Anche il combat system gode di un’ottima reattività e cura nelle diversificazione delle armi, seppur queste non siano tantissime. Oltre ai classici attacchi leggeri attacchi pesanti è stato introdotto lo scudo, con un tipo di funzionamento analogo a quello di Dark Souls, e la magia delle Dragon Orbs.
Durante la run sarà possibile trovare questi particolari oggetti che doneranno al nostro personaggio un potere elementale per gli attacchi. Facendo danno sarà possibile caricare l’apposita barra, che una volta riempita ti consentirà di rilasciare il potere dell’orb. Queste sfere concedono diverse abilità che spaziano da un banale aumento di danno, colpi stordenti, barriere o colpi che assorbono la salute avversaria. Peraltro questo non è l’unico modo di imprimere la magia delle Dragons orb sull’arma, visto che caricare al massimo un attacco pesante o attaccare dopo aver fatto un parry o una schivata al momento giusto, ci consentirà di infliggere danni potenziati.
Il gameplay quindi è semplice, ma non per questo poco stimolante. L’aspetto però in cui eccelle Chronos: Before the Ashes sono i puzzle che scandiscono l’avanzamento. Questi puzzle sfruttano al massimo lo spirito d’osservazione del giocatore e a volte sono legati a scelte di game design davvero molto particolari e audaci. Probabilmente questa cura nei puzzle è dovuta alla precedente anima VR di Chronos, anche se in realtà di questo ci importa poco; dimostrano di funzionare alla grande anche su un semplice schermo.
La qualità e la particolarità di alcuni dei puzzle ci fa sperare di vederne di questo livello anche in un eventuale sequel di Remnant: From the Ashes. Anche se la peculiarità del sequel è la sua proceduralità, forse una scelta in parte anche dovuta al basso budget, questo raramente gli ha permesso di avere un ottimo level design e dei puzzle così ben pensati. Sarebbe fantastico vedere una produzione più ampia come quella di Remnant adottare un level design e una cura nei dettagli come quella di Chronos: Before the Ashes.

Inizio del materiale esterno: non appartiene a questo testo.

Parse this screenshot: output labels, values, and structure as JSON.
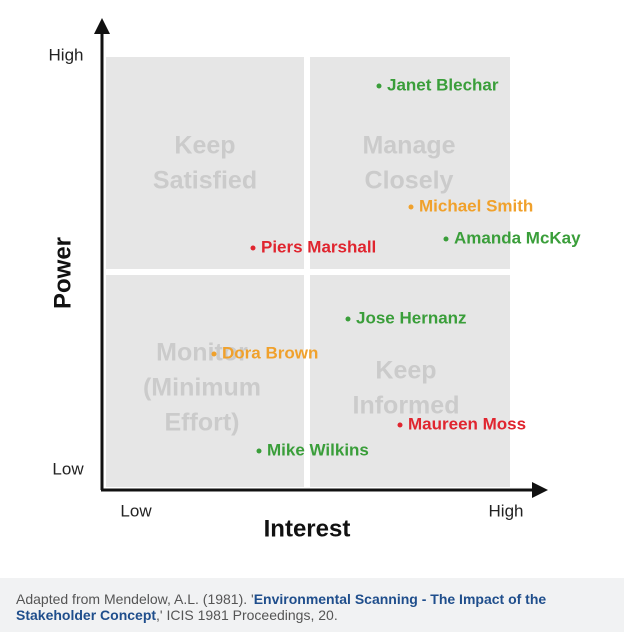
{
  "axes": {
    "y_label": "Power",
    "x_label": "Interest",
    "y_high": "High",
    "y_low": "Low",
    "x_low": "Low",
    "x_high": "High"
  },
  "quadrants": [
    {
      "lines": [
        "Keep",
        "Satisfied"
      ]
    },
    {
      "lines": [
        "Manage",
        "Closely"
      ]
    },
    {
      "lines": [
        "Monitor",
        "(Minimum",
        "Effort)"
      ]
    },
    {
      "lines": [
        "Keep",
        "Informed"
      ]
    }
  ],
  "stakeholders": [
    {
      "name": "Janet Blechar",
      "color": "#3a9e3a"
    },
    {
      "name": "Michael Smith",
      "color": "#f0a12c"
    },
    {
      "name": "Amanda McKay",
      "color": "#3a9e3a"
    },
    {
      "name": "Piers Marshall",
      "color": "#e0252f"
    },
    {
      "name": "Jose Hernanz",
      "color": "#3a9e3a"
    },
    {
      "name": "Dora Brown",
      "color": "#f0a12c"
    },
    {
      "name": "Maureen Moss",
      "color": "#e0252f"
    },
    {
      "name": "Mike Wilkins",
      "color": "#3a9e3a"
    }
  ],
  "caption": {
    "before": "Adapted from Mendelow, A.L. (1981). '",
    "link": "Environmental Scanning - The Impact of the Stakeholder Concept",
    "after": ",' ICIS 1981 Proceedings, 20."
  }
}
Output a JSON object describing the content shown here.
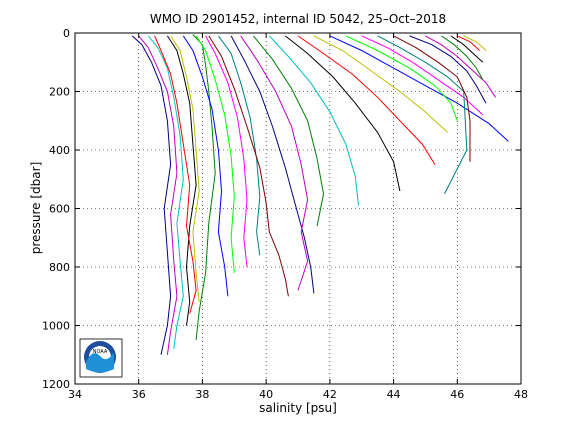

Per quanto riguarda il versante tecnico c’è davvero molto poco di cui parlarti, il colpo d’occhio generale assomiglia in tutto e per tutto al suo sequel, con forse qualche modello meno curato. Fondamentalmente, come per Remnant, un comparto tecnico mediocre viene limato da una fantastica direzione artistica che con i suoi mondi ed il suo stile è riuscito a creare una vera e propria lore. Anche per le musiche siamo un gradino sotto al sequel, benché risultino comunque un buon accompagnamento durante l’avventura.